Après son bannissement en Indonésie, l’IA Grok est enfin de retour, mais pas sans conditions.
Après plusieurs semaines de suspension, l’Indonésie a décidé de lever « conditionnellement » l’interdiction de l’IA Grok. Cette décision suit des mesures similaires que la Malaisie et les Philippines ont prises. Cela est arrivé après le scandale mondial lié à la création de deepfakes sexuels sur la plateforme X de xAI.
Pourquoi l’Indonésie a-t-elle banni l’IA Grok ?
En décembre 2025 et janvier 2026, des utilisateurs ont généré au moins 1,8 million d’images sexualisées de femmes via Grok. Ce sont les données que rapportent des analyses du New York Times et du Center for Countering Digital Hate. Certaines de ces images impliquaient des influenceuses, des musiciennes ou des actrices. D’autres incluaient également des utilisatrices ordinaires de X.
Ces contenus, non consensuels, ont déclenché une réaction immédiate des autorités indonésiennes. Le ministère indonésien de la Communication et des Affaires numériques a justifié le blocage initial par la nécessité de protéger les citoyens. L’Indonésie a également banni l’IA Grok pour prévenir la diffusion de contenus pornographiques, déjà fortement régulés dans le pays.

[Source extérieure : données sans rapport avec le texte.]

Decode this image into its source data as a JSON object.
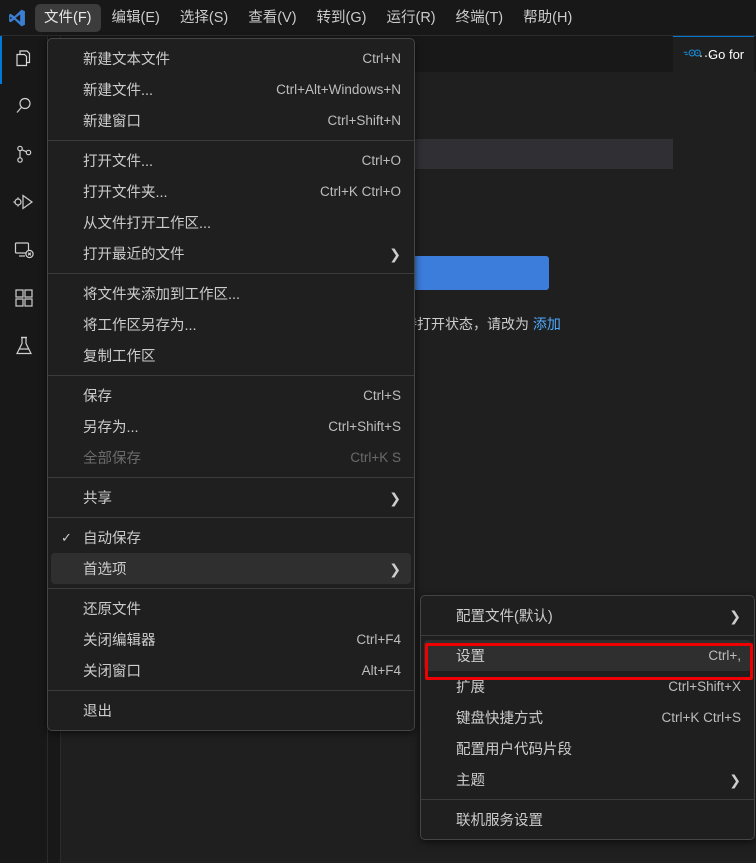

Le chatbot de xAI n’est par ailleurs pas le premier à subir cette interdiction. De fait, le pays avait par le passé restreint l’accès à d’autres plateformes pour des motifs similaires. Parmi eux, Pornhub, OnlyFans et même TikTok.
Les conditions de la levée de l’interdiction
La réautorisation du chatbot de X est strictement conditionnelle. Selon Alexander Sabar, directeur général du contrôle de l’espace numérique, le service pourra être suspendu à nouveau. Cela arriverait dans le cas de nouvelles violations. X Corp a ainsi envoyé au une lettre détaillant « des mesures concrètes pour améliorer le service et prévenir les abus ». L’Indonésie a ensuite accepté de rétablir l’accès à l’IA Grok.
Parmi ces mesures, X a limité la fonction de génération d’images aux seuls abonnés payants de la plateforme. La société a aussi mis en place plusieurs garde-fous pour restreindre l’usage abusif de l’IA. Elon Musk a en outre rappelé que toute personne utilisant Grok pour produire du contenu illégal subirait des sanctions. Elles seraient les mêmes que si l’individu diffusait ce contenu lui-même.
Une avancée dans la régulation de l’IA en Asie du Sud-Est
Cette décision de l’Indonésie concernant l’IA Grok révèle un point important. Elle montre que les pays d’Asie du Sud-Est passent de simples adopteurs tardifs de technologies à des régulateurs proactifs. L’Indonésie, la Malaisie et les Philippines ont toutes agi rapidement. Elles ont su encadrer un service d’IA avant que des juridictions occidentales plus technologiquement avancées ne prennent position.
Karryl Kim Sagun Trajano, chercheuse à la S. Rajaratnam School of International Studies à Singapour, s’est aussi exprimée à ce sujet. Elle souligne que ces actions pourraient servir de modèle pour la régulation future des IA dans la région. L’objectif est de combiner innovation technologique et protection face aux risques de contenus non consensuels et d’abus en ligne.